A análise estatística dos dados foi processada utilizando recursos da estatística descritiva (média, desvio padrão e freqüência percentual), por sexo e idade. Na comparação entre as médias, foi utilizado teste t de Student para amostras independentes. Foi calculada a média para nível de colesterol e suas frações e triglicerídeos conforme sexo e categorização da aptidão física. Correlação não paramétrica r de Spearman (ps) e análise de covariância (ANCOVA) foram aplicadas quando necessário. Para comparar diferenças de prevalências, foram utilizados os testes de qui-quadrado e odds ratio, com intervalo de confiança de 95% (IC95).
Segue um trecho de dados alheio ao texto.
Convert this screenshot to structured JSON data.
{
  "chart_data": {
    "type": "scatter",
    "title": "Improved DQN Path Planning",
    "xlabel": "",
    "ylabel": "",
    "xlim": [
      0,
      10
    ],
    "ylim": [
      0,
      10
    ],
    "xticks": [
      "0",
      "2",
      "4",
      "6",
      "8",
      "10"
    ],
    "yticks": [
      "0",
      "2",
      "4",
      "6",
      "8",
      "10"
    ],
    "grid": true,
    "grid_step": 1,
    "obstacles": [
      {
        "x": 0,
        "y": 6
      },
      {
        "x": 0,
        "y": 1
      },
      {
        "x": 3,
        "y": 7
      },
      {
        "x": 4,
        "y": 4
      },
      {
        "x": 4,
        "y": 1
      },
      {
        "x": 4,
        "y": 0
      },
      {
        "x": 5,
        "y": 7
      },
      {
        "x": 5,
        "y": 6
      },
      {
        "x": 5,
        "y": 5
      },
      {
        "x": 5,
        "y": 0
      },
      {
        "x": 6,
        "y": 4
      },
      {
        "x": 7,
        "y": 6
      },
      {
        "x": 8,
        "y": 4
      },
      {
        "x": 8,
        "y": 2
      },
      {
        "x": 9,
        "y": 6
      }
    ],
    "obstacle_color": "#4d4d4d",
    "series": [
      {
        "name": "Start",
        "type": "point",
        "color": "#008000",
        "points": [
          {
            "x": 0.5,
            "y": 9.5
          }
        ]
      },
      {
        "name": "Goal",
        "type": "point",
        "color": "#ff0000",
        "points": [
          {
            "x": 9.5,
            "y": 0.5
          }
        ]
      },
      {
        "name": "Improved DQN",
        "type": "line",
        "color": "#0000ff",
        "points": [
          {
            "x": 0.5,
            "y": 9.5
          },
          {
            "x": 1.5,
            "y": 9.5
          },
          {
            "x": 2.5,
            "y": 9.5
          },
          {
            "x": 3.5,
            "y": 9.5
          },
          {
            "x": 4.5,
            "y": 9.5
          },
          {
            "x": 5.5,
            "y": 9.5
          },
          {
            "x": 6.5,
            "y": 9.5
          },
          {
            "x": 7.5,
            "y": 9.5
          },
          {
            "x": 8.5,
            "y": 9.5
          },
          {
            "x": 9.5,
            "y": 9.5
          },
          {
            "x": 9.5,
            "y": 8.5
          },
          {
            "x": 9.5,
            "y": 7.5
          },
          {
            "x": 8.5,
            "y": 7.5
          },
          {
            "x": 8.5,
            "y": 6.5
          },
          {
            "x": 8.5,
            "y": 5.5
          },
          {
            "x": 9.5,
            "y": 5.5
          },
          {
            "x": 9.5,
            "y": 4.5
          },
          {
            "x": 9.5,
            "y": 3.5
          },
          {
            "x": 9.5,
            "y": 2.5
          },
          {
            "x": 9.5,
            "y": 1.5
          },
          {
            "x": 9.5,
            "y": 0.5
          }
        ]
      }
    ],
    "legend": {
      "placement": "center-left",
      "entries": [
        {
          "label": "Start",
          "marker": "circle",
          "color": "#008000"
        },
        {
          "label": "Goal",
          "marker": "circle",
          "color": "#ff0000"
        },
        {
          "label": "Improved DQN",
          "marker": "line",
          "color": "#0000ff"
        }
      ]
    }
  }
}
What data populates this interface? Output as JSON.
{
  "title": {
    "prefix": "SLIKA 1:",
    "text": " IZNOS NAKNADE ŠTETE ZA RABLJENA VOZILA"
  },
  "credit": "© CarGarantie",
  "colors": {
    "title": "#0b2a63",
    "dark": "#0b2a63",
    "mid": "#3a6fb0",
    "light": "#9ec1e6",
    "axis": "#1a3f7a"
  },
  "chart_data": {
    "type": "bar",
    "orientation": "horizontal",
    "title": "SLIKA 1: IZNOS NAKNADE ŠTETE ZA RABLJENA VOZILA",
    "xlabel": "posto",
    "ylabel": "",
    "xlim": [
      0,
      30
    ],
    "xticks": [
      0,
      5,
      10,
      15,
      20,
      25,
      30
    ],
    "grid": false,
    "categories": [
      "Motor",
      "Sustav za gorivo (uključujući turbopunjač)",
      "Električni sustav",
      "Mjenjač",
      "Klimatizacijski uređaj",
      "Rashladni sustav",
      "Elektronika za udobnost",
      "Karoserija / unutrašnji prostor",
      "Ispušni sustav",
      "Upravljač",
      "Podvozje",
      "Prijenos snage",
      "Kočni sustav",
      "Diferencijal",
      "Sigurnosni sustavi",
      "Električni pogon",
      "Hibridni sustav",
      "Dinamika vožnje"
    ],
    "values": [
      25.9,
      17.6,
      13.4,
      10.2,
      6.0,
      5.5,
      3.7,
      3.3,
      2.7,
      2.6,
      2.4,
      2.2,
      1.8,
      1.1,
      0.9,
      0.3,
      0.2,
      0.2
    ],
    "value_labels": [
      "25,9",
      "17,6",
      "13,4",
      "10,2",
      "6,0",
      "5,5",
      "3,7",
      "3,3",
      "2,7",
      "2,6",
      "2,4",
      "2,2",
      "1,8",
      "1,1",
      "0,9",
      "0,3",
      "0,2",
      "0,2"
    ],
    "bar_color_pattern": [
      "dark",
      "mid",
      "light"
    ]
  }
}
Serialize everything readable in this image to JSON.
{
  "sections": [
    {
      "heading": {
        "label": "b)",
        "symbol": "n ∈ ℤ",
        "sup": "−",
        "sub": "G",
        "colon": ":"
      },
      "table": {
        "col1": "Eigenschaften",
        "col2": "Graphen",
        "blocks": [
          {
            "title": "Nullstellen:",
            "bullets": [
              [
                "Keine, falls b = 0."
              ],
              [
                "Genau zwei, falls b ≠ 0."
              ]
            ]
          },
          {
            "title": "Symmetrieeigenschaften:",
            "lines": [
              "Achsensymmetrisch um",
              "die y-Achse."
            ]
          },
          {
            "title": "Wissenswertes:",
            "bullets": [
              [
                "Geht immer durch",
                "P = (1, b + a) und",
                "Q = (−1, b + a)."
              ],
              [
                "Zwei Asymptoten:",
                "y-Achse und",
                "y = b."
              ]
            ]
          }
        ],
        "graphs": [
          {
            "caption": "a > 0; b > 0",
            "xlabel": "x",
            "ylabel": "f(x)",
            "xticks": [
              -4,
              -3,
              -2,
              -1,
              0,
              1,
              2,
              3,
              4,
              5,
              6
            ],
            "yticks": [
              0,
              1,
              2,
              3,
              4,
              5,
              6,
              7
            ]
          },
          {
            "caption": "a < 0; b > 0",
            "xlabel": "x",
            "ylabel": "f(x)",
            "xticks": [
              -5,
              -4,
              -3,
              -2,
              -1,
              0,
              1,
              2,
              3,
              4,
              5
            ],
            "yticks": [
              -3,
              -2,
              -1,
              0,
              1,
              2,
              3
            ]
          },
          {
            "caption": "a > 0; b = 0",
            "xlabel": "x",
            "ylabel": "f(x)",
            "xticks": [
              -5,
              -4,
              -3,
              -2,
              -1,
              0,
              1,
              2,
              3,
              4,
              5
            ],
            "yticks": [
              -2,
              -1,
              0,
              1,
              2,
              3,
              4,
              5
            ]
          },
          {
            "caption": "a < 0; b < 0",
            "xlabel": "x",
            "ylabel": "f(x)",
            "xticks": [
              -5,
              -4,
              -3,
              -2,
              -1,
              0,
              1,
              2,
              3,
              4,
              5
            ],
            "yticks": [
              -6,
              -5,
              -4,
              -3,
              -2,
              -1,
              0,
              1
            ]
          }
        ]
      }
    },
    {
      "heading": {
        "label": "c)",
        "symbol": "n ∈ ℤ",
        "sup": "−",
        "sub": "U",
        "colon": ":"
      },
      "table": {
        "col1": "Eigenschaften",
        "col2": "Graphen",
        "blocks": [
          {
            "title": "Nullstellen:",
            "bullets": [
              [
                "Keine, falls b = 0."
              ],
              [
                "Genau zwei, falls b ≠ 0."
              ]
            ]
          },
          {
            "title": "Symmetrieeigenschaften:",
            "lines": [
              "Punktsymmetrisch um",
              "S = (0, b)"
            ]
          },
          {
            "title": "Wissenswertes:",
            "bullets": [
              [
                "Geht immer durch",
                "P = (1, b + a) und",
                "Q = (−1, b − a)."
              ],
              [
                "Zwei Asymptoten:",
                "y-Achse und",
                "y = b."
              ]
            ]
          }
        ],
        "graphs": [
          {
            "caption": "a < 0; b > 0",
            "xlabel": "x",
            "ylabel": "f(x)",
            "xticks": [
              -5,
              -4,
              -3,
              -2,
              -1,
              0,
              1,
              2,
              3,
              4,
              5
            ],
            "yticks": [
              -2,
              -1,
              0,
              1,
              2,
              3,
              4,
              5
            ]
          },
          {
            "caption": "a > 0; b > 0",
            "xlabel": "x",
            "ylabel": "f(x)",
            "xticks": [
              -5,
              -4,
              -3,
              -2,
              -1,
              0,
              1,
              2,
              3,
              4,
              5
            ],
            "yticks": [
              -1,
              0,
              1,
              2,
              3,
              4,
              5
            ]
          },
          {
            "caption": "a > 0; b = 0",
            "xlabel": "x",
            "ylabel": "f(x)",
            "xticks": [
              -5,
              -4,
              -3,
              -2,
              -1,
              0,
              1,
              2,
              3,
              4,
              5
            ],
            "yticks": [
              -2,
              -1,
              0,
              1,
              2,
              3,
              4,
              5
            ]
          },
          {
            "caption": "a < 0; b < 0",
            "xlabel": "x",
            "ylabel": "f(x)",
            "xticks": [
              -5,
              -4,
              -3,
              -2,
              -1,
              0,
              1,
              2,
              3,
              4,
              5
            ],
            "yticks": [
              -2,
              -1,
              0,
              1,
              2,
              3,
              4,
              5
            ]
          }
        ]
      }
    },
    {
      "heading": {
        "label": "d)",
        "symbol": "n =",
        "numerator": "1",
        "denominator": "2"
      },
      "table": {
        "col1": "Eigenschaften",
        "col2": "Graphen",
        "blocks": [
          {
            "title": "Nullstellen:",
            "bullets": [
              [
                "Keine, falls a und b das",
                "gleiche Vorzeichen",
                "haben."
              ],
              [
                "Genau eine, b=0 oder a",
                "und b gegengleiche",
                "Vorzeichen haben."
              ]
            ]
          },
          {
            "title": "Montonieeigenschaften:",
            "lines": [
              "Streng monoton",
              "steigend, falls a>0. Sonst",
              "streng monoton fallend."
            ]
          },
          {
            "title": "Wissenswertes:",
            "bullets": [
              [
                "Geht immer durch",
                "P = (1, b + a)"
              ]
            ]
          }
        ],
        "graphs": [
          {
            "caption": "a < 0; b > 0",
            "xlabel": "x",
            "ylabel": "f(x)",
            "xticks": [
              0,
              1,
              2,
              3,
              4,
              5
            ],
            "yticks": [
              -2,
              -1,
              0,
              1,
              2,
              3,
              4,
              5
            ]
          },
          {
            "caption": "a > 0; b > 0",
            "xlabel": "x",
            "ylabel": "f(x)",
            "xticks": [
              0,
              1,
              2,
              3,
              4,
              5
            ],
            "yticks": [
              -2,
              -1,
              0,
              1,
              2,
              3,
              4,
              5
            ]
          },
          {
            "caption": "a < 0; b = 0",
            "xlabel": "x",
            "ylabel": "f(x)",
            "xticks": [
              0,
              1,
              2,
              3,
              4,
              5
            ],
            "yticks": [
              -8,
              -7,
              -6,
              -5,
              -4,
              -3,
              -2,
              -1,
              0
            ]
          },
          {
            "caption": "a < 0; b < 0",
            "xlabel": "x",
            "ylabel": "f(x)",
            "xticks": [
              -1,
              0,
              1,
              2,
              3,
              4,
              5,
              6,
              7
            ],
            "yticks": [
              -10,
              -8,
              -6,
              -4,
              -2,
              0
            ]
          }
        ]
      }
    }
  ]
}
Quando necessário, foram determinados o risco relativo (RR) e o número necessário para prejudicar (NNP) com IC95. Sob a denominação "excesso de peso", foram agrupados aqueles adolescentes com sobrepeso juntamente com os obesos, isto é, qualquer um que apresentasse IMC acima do percentil 85. Portanto, incluiu-se o sobrepeso, um fator de risco para doenças cardiovasculares22 que, na amostra, contava com um número de adolescentes muito maior do que os obesos. Considerou-se pressão arterial "alterada" quando a PAS ou a PAD estavam acima do percentil 90 da população de referência. Para as variáveis lipídicas, foram agrupados sob o termo "alterado" todos os adolescentes que apresentassem valores acima dos desejáveis aos utilizados como referências neste estudo, ou abaixo para o HDL-c.

Foi estabelecido p < 0,05 ou 5% como nível de significância estatística para rejeição de uma hipótese nula para todos os testes.

Resultados

As características antropométricas, hemodinâmicas e bioquímicas dos grupos, segundo a classificação aqui denominada de "fraco" (aptidão muito fraca e fraca) e "não fraco" (aptidão regular, boa e excelente), para o sexo masculino e feminino, estão demonstradas respectivamente nas Tabelas 1 e 2.

No sexo masculino, observa-se diferença significativa entre grupo "fraco" e "não fraco" para a idade (12,14±1,30 versus 12,99±1,49 anos; p = 0,000), FC basal (77,13±8,96 versus 74,28±9,73 bat/min; p = 0,050), VO2max (37,47±4,98 versus 50,79±5,51 mL.kg-1.min-1, p = 0,000), IMC (19,54±4,14 versus 17,35±2,41; p = 0,000) e triglicerídeos (78,00±39,38 versus 65,37±24,19 md/dL; p = 0,008). Para o sexo feminino, as diferenças significativas observadas são entre a FC basal (83,94±9,55 versus 79,95±9,01 bat/min; p = 0,002), VO2max (32,49±3,06 versus 41,48±4,50 mL.kg-1.min-1, p = 0,000) e IMC (19,92±4,24 versus 17,99±2,39; p = 0,000).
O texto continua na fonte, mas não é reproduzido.